Grief Season

When October rolls around and the nights are dark so quick that it takes me by surprise, I know to watch for the signs. Grief season in our household can begin early some years. October is the earliest it has begun-sometimes it’s as late as December-but with the changing of the season, our bodies start reminding us that they’re keeping the score. Deep losses leave behind pretty loud echoes. Bodies get extra tired, have a little less bandwidth, crave comfort over challenge. It’s a time for settling in for the journey. The only way out is through.

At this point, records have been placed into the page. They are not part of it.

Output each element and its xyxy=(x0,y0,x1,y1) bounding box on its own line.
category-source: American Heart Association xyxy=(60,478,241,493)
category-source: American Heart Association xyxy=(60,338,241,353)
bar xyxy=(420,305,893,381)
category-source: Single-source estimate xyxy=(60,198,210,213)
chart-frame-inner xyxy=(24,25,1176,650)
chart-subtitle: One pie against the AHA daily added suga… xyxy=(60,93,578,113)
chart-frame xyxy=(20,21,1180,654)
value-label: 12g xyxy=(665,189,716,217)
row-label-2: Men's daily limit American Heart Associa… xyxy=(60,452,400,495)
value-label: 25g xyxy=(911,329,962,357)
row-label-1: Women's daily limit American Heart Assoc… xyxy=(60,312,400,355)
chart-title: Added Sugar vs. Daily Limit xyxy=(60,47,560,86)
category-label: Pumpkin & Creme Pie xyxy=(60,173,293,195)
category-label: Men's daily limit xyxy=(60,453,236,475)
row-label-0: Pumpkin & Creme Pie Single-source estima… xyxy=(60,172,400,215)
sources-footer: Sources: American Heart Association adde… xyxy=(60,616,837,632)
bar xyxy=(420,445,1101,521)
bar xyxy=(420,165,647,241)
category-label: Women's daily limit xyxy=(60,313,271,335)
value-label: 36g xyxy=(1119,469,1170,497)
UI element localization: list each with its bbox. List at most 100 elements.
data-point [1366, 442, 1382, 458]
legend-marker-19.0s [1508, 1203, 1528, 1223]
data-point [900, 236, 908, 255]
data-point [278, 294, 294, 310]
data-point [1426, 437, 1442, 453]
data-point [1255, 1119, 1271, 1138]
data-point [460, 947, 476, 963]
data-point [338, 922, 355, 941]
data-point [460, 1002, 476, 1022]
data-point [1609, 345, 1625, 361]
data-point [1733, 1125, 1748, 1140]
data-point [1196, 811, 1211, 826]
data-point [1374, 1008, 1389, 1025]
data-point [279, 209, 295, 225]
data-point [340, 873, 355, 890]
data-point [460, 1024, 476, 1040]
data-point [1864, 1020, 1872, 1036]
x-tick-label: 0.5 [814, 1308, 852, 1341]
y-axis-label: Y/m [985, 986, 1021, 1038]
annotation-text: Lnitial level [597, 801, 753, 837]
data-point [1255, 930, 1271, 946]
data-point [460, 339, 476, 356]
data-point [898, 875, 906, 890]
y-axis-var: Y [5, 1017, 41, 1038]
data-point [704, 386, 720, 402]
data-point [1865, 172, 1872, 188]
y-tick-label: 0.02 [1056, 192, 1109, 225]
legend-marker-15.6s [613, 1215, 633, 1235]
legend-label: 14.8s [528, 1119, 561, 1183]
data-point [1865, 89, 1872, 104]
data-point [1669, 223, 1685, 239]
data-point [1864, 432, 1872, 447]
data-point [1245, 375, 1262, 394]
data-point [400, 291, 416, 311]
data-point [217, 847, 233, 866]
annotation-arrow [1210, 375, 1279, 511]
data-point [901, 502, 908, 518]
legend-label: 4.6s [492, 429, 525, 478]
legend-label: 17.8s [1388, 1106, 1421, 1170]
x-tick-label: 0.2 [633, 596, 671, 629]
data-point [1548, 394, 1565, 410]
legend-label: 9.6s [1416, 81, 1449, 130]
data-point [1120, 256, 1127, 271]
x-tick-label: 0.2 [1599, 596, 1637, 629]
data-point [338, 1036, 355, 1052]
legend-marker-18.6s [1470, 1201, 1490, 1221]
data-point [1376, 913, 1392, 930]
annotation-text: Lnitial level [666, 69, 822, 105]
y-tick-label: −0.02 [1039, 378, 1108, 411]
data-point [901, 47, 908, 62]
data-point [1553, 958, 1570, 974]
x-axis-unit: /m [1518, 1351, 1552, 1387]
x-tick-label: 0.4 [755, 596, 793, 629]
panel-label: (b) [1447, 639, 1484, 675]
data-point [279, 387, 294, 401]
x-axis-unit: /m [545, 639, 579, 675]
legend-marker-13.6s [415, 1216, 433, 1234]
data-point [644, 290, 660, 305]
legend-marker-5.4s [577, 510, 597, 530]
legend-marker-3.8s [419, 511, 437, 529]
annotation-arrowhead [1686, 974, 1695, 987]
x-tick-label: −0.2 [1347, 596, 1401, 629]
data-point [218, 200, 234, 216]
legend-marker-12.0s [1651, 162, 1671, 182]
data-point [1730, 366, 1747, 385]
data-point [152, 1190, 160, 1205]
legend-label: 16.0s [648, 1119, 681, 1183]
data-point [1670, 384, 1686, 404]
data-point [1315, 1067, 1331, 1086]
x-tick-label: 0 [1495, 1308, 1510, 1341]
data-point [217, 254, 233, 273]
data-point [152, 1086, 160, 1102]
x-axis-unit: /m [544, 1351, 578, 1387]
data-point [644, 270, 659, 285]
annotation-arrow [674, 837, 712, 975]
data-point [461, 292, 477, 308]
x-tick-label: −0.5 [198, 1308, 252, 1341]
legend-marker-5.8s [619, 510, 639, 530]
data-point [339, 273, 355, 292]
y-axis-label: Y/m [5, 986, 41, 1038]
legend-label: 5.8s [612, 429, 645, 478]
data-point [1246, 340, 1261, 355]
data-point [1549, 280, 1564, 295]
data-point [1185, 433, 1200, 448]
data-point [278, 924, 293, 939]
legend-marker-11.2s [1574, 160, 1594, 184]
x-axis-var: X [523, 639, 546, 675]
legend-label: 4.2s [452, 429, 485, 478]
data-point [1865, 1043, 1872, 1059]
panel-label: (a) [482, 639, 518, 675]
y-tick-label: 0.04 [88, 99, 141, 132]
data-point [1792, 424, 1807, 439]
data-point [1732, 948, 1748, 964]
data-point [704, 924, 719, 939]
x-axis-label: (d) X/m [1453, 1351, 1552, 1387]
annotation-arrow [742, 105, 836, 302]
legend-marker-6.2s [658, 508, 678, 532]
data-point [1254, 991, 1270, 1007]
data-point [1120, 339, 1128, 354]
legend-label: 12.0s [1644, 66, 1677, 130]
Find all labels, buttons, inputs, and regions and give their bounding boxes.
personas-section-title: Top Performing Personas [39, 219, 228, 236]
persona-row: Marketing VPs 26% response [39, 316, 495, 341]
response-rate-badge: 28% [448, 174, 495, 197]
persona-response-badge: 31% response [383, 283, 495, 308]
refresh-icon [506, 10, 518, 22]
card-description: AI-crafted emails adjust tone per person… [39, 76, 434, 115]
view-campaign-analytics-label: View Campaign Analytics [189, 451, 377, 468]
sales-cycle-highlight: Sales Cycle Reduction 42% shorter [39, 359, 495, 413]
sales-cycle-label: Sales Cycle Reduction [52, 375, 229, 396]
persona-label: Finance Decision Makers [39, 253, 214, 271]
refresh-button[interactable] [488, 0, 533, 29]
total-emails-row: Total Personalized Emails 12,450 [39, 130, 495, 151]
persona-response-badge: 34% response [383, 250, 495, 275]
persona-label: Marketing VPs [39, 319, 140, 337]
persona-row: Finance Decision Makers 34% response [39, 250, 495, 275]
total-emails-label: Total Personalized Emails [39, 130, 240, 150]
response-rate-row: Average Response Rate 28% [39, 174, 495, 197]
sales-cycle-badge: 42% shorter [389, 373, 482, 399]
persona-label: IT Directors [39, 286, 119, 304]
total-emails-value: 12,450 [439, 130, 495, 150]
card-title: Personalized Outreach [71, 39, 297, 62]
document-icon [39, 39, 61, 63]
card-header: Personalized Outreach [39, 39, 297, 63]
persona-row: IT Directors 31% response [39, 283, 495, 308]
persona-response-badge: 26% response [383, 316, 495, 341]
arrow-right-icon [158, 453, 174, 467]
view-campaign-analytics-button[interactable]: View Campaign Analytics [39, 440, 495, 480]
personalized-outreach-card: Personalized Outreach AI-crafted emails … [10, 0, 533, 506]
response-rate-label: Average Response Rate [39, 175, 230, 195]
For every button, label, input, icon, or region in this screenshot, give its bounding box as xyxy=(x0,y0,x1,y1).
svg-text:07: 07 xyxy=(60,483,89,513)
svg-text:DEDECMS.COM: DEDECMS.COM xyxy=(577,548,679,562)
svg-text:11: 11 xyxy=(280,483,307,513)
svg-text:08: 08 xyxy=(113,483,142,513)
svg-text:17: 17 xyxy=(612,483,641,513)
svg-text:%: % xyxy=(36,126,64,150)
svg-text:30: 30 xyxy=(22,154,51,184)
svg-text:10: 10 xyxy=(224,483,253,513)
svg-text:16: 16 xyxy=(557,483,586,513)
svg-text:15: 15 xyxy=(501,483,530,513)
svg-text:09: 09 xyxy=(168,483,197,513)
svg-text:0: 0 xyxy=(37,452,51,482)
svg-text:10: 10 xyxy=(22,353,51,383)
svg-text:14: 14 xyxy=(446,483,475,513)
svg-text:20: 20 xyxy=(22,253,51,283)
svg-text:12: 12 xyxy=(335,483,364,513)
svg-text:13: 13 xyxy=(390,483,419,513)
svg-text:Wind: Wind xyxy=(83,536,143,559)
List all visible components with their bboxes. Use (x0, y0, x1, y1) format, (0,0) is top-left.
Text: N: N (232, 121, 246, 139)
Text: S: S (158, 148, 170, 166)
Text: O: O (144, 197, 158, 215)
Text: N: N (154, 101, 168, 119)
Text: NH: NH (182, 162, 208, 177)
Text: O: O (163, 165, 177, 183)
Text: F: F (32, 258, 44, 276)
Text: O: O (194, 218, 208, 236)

This holiday season we remember a mother and two grandmothers, gone 8 years, 12 years, and 1 year, respectively. No matter how long it has been since we hugged them last, there is still a remembrance that we feel bodily.

There’s always a dissonance when your loss-anniversaries fall near holidays. There are so many reasons to jump into the cozy, fun, and beautiful, joyful parts of the season, but there is always the undercurrent of grief.

I wish, sometimes, that I’d inherited a tradition of remembrance like Day of the Dead-a way to bring to the forefront the losses we’ve experienced in the community of our families, a structure to help us move through the mourning. Those practices of grief help, I think, and serve as markers in a journey that lasts a lifetime. They are a part of the stories we live inside of, the ones that allow us to look at grief safely and look ahead with hope and courage.

And so, I suppose this year I’m acknowledging our need for that kind of practice. I’m not sure what it looks like just yet, but I do think it would help. Until we figure out at least the edges of those rhythms, we’ll stick to the basics: prioritizing sleep, exercise, rest, journaling (for me), and connection. We’ll take care of these bodies as they help our hearts remember the ones we loved the most. We’ll tell their stories, even if they make us cry.

May we move with the Prince of Peace through the deep waters. May we move through the deep waters with Love as our Remembrance.